Our strategy moving forward: We aim to achieve our vision by focusing on:
We safeguard and contribute to local markets by locally sourcing everything that we provide to the children for their schooling.
We operate in a way that respects Rwandan culture and traditions, the children return to their local schools and follow the national curriculum over which we yield no influence.
Our approach is based on listening and learning from the communities we are involved with. Our focus and programmes have been developed after careful research and involvement from the families, health services and schools in the area.
"When I was 20, before entering my last year of university as a Politics and International Relations student, I spent some time in Rwanda. I wasn’t there to volunteer; I went there to experience a country I had read so much about and to research my final year dissertation on the causes of Rwanda's many genocides. But as a result of this trip, I have put in place a charity called Children of Rwanda that helps some of the many impoverished children I came across during my stay.
In the western part of the country, I came across hundreds of children hiding swollen bellies under dirty torn clothes. It was impossible to be unaffected by it and I found it impossible not do anything. I had gone to Rwanda with a 600€ donation to give to the orphanage that was hosting me, but I thought I could put the money to better use by feeding some of these children.
So that is what I did - I began implementing a very simple nutrition plan. 30 kids, four times a day, basic foods that I had understood were missing in their diets, and it worked well. It wasn’t always an easy ride but by the time I learnt enough Kinyarwanda (the local language) to make the process run calmly and communicate with the families, there was visible improvement in the children.
I was concerned about leaving these kids. Once it had dawned on me that there was nothing stopping these little humans from falling back into the cycle of malnutrition when I left, I stopped sleeping. The short-termism of my pseudo-solution prompted me to spend time with the local families to better understand the children’s predicament.
From them I learnt that there were two main obstacles in the children’s life: school and health insurance expenses, which were both beyond their means. Following this, through endless meetings with health centre personnel and school staff, I realised that this was something that I could help with from afar. If year on year I could transfer the necessary funds directly to the schools and health centres, the children could receive education and healthcare.
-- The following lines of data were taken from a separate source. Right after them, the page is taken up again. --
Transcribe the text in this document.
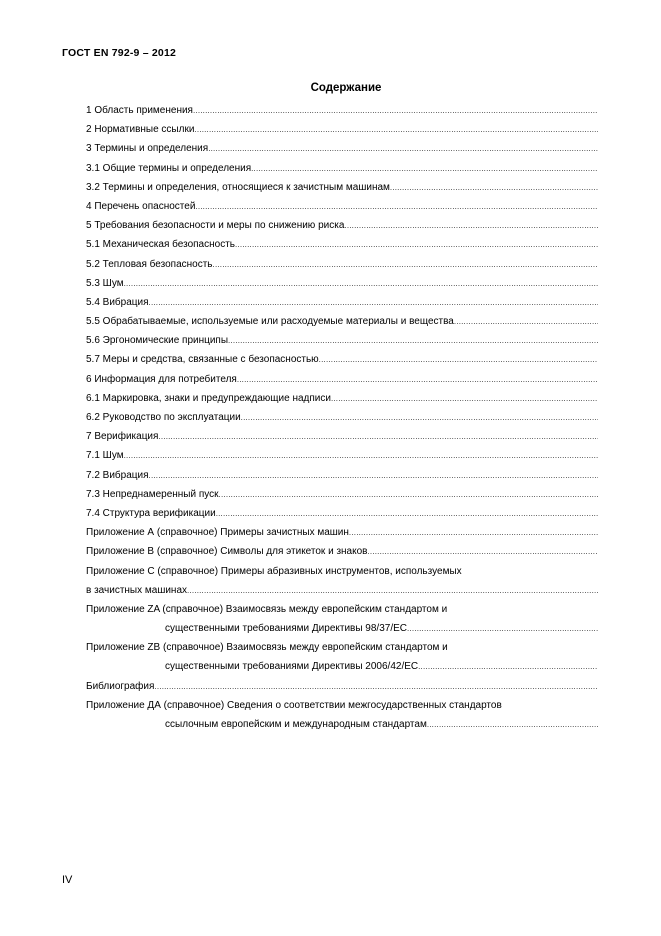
ГОСТ EN 792-9 – 2012
Содержание
1 Область применения
.....
2 Нормативные ссылки
.....
3 Термины и определения
.....
3.1 Общие термины и определения
.....
3.2 Термины и определения, относящиеся к зачистным машинам
.....
4 Перечень опасностей
.....
5 Требования безопасности и меры по снижению риска
.....
5.1 Механическая безопасность
.....
5.2 Тепловая безопасность
.....
5.3 Шум
.....
5.4 Вибрация
.....
5.5 Обрабатываемые, используемые или расходуемые материалы и вещества
.....
5.6 Эргономические принципы
.....
5.7 Меры и средства, связанные с безопасностью
.....
6 Информация для потребителя
.....
6.1 Маркировка, знаки и предупреждающие надписи
.....
6.2 Руководство по эксплуатации
.....
7 Верификация
.....
7.1 Шум
.....
7.2 Вибрация
.....
7.3 Непреднамеренный пуск
.....
7.4 Структура верификации
.....
Приложение А (справочное) Примеры зачистных машин
.....
Приложение В (справочное) Символы для этикеток и знаков
.....
Приложение С (справочное) Примеры абразивных инструментов, используемых
в зачистных машинах
.....
Приложение ZA (справочное) Взаимосвязь между европейским стандартом и
существенными требованиями Директивы 98/37/ЕС
.....
Приложение ZB (справочное) Взаимосвязь между европейским стандартом и
существенными требованиями Директивы 2006/42/ЕС
.....
Библиография
.....
Приложение ДА (справочное) Сведения о соответствии межгосударственных стандартов
ссылочным европейским и международным стандартам
.....
IV
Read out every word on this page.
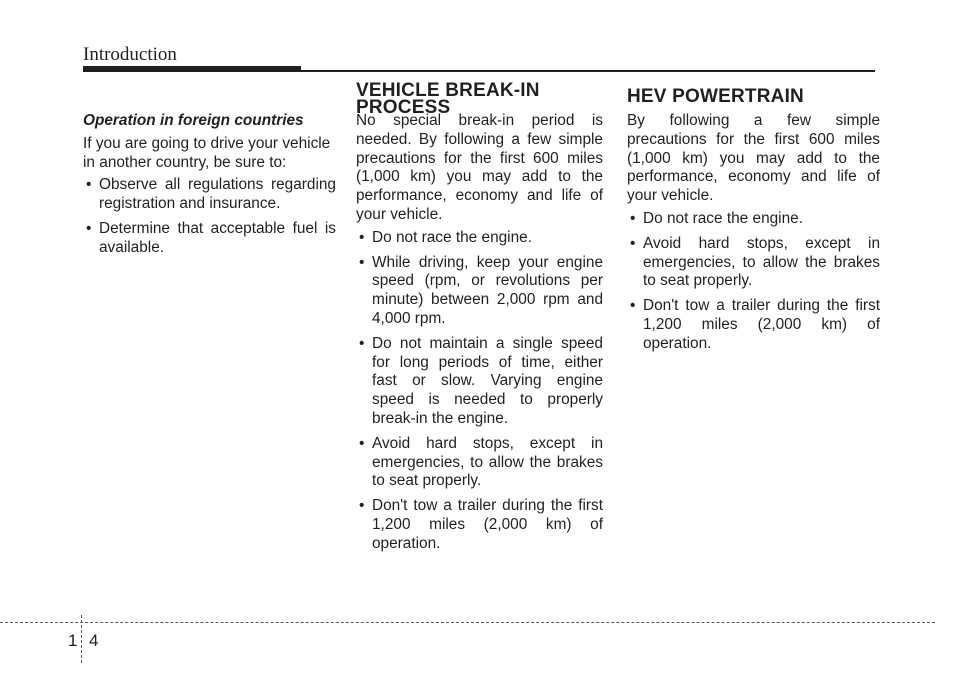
Introduction

Operation in foreign countries

If you are going to drive your vehicle in another country, be sure to:

• Observe all regulations regarding registration and insurance.
• Determine that acceptable fuel is available.
VEHICLE BREAK-IN
PROCESS

No special break-in period is needed. By following a few simple precautions for the first 600 miles (1,000 km) you may add to the performance, economy and life of your vehicle.

• Do not race the engine.
• While driving, keep your engine speed (rpm, or revolutions per minute) between 2,000 rpm and 4,000 rpm.
• Do not maintain a single speed for long periods of time, either fast or slow. Varying engine speed is needed to properly break-in the engine.
• Avoid hard stops, except in emergencies, to allow the brakes to seat properly.
• Don't tow a trailer during the first 1,200 miles (2,000 km) of operation.
HEV POWERTRAIN

By following a few simple precautions for the first 600 miles (1,000 km) you may add to the performance, economy and life of your vehicle.

• Do not race the engine.
• Avoid hard stops, except in emergencies, to allow the brakes to seat properly.
• Don't tow a trailer during the first 1,200 miles (2,000 km) of operation.
1 4
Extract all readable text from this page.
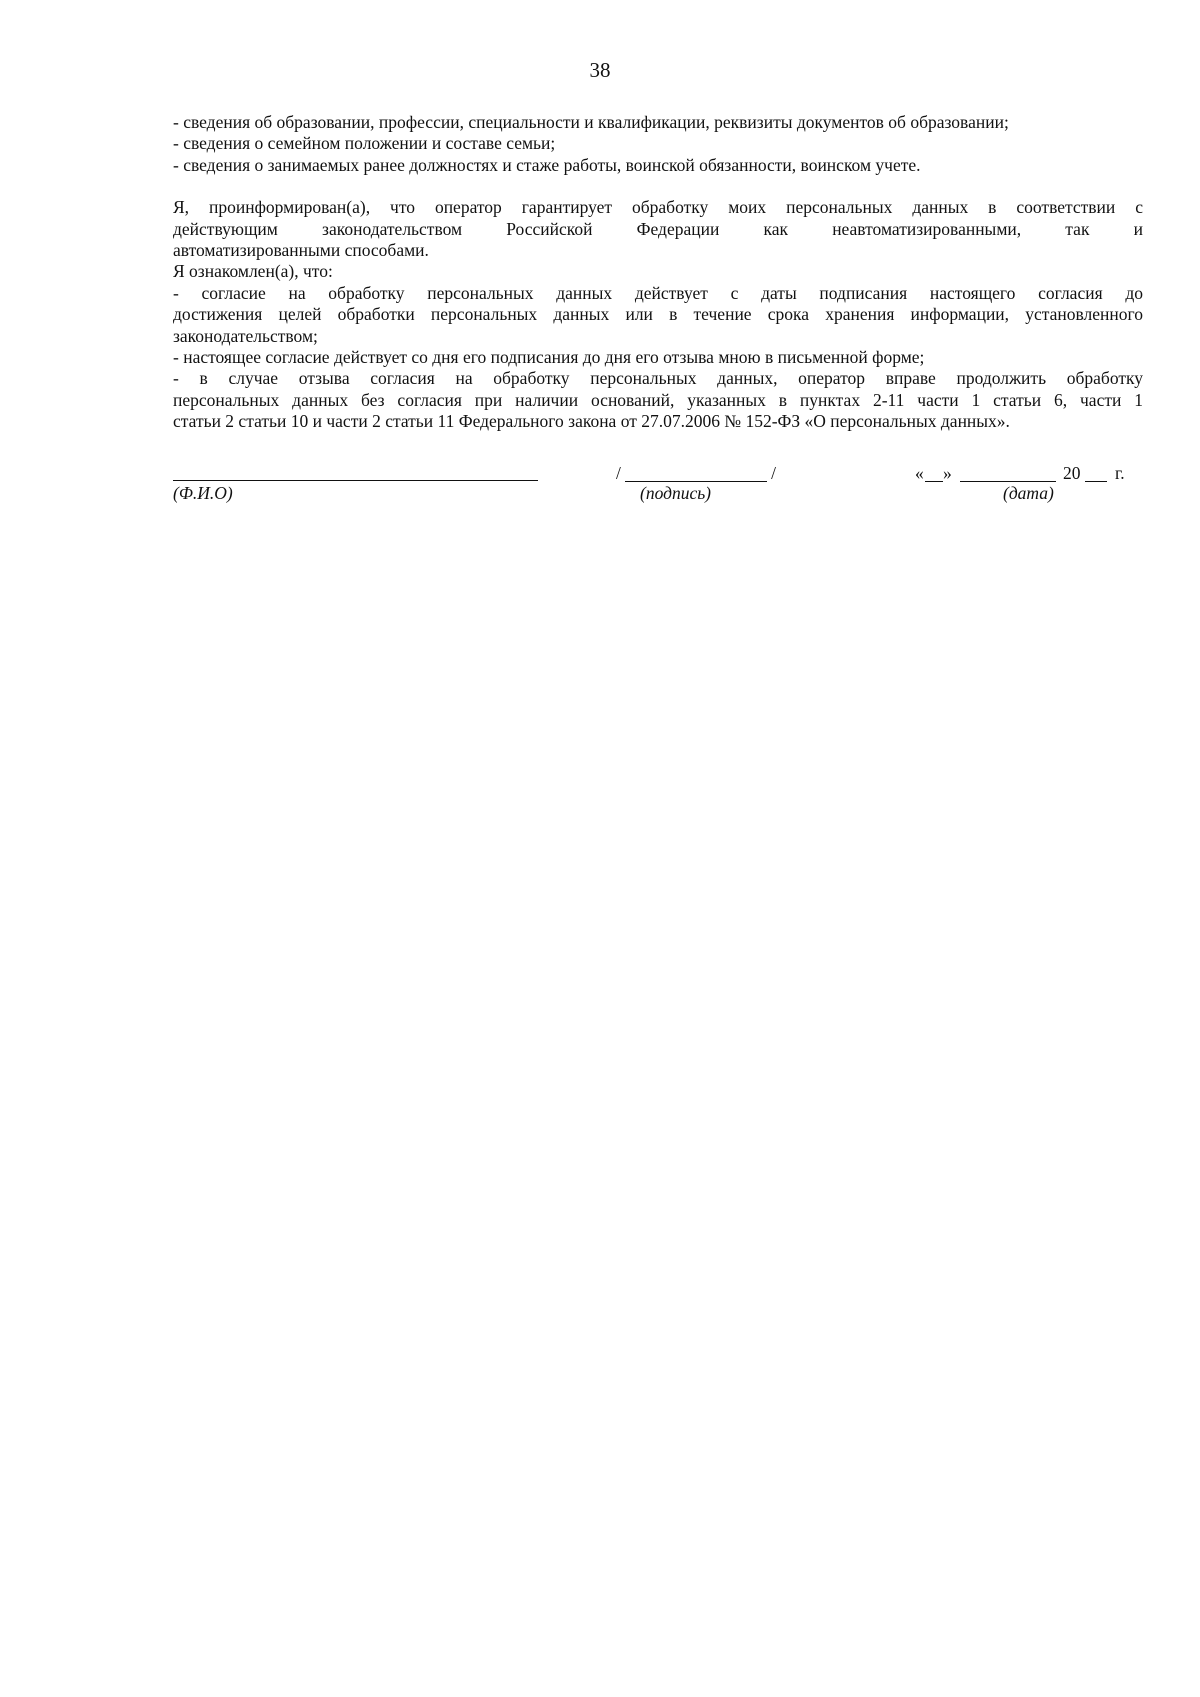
38
- сведения об образовании, профессии, специальности и квалификации, реквизиты документов об образовании;
- сведения о семейном положении и составе семьи;
- сведения о занимаемых ранее должностях и стаже работы, воинской обязанности, воинском учете.
Я, проинформирован(а), что оператор гарантирует обработку моих персональных данных в соответствии с
действующим законодательством Российской Федерации как неавтоматизированными, так и
автоматизированными способами.
Я ознакомлен(а), что:
- согласие на обработку персональных данных действует с даты подписания настоящего согласия до
достижения целей обработки персональных данных или в течение срока хранения информации, установленного
законодательством;
- настоящее согласие действует со дня его подписания до дня его отзыва мною в письменной форме;
- в случае отзыва согласия на обработку персональных данных, оператор вправе продолжить обработку
персональных данных без согласия при наличии оснований, указанных в пунктах 2-11 части 1 статьи 6, части 1
статьи 2 статьи 10 и части 2 статьи 11 Федерального закона от 27.07.2006 № 152-ФЗ «О персональных данных».
(Ф.И.О)
/	/
(подпись)
« »	20 г.
(дата)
In my mind, if the families could be relieved of these financial burdens there would be more available income for feeding the children.
However, the plan was never to start a charity, I simply intended to transfer enough money for school expenses and health insurance for the 30 kids I was feeding and their families on a yearly basis. I had each child paired up in my mind with a friend back home who I was sure would want to help them.
But when word got out, 300 families turned up at my door asking to be part of this program, which was yet to be established. Registering as many of them as possible, and then working with the local village chiefs, the villagers selected the most vulnerable children from the community and sent them to me. So the number rose from 30 to 110 children (and then dropped to 109 when malaria took one of the young boys).
At this point I had no idea what was happening, I was simply trying to gather all the information from the families that I thought might be needed to make something work… maybe a NGO?
So on returning to Scotland I registered a charity called Children of Rwanda, and desperately tried to fundraise at my university. It worked - £4,000 pounds was raised, meaning that 109 children were able to return to school and 284 got basic health insurance. In its second year, 113 returned to school (including a university student!) and 499 people got health insurance.
This system continues to work well. I deal directly with the schools and health centres, there is a rescuers system in place if the families don’t receive what they are supposed to."